Have you tried testing the tools (+ parameters) you are using on the Genome in a Bottle data, esp. NA1278. Its not a 'somatic' scenario but the sample has been sequenced extensively using multiple platforms and a 'reference' set of variants have been documented. Details here and here.

More relevant probably are two publications that I am aware of, where generating a reference set of somatic calls (albeit in tumor samples) has been attempted - 1) Somatic ref. standard for cancer genome seq. 2) Assesment of somatic mut. detection in cancer using WGS

You can use tool guidelines of GIAB or above publications or (time notwithstanding) arrive at your own params. by looking yourself into above datasets.

Lastly, some points regarding my own experience with above tools - 1) VarScan2 is very customizable and works well but it can get spooked by noisy seq. data. If it is so than the var. allele read depth would be mostly very low than would be expected from read depth of your data.

2) Under default settings, GATK HaplotypeCaller & MuTect are way more sensitive than VarScan2. So your var calls should probably reflect that

3) If I have had run multiple callers on a sample then in addition to simple overlap of coordinates, I would also make plots for the read-depths of the pass calls.
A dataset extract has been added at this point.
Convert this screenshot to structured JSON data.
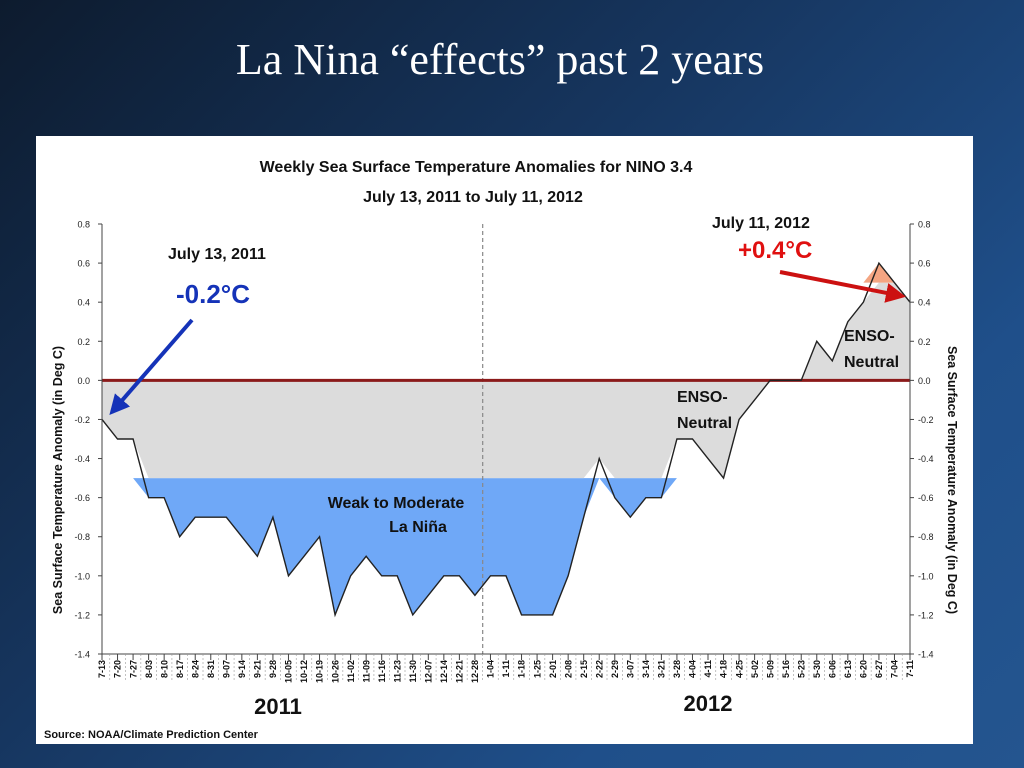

Very informative in inferring if things are going right.

0
Entering edit mode

Thank you for the very detailed reply. I really like your idea to make plots for read depths --- going to do it now! I also will look into the publications, GIAB, and NA1278. (The longer I stay in this field, the more to learn, which is exciting:)

My genome is mostly 25X-33X covered in my project, and I'm thinking to avoid calling variants for the regions not well covered. Do you think MuTect can allow me to apply a customized harsh filtering on read quality and coverage, before/after the core variant calling please?

0
Entering edit mode

hi, MuTect has a complex mixture of set filters and parameter options, but nonetheless gives a sensitive call set. The only parameter that I have played with is the downsampling setting (not a MuTect specific but GATK engine param.). Comparing with calls from other callers like VarScan and manual inspection on IGV, I have found that for moderately sequenced WES (60-100x), MuTect calls (from default settings) can be accepted as such for downstream analysis. The page here from Geraldine describes the filters in detail, in case you would want to alter them.

I use though the VariantFiltration utility when I have done single sample calling using GATK HaplotypeCaller. The filter param. here can accept any tag-value pair to create custom filters. This can potentially be used on MuTect VCFs as well.

Alternatively, a simple parser can be written that filters VCF based on DP (total depth), AD (allele-wise depth) and BQ (avg. base qual) values (in the last two cols.). Check the comment lines for more detail.

0
Entering edit mode

Thank you very much! I very much appreciate all the information.

2
Entering edit mode
4.9 years ago
Len Trigg ★ 1.5k

You can try the somatic caller from RTG Core (which is free for non-commercial use). It does have an option to include LOH as a possibility during it's Bayesian model, although for LOH detection you probably want to incorporate additional tools (in the simplest case, looking for clusters of LOH candidates).

0
Entering edit mode

Thank you for the suggestion - will take a look. Sorry I was not very clear in the question and just updated it. LOH on a range of genome is another story and I could do it once I obtain a VCF. However, I concern about change of heterogeneity of single sites, and they seem to be considered as sample impurity very often in MuTect2.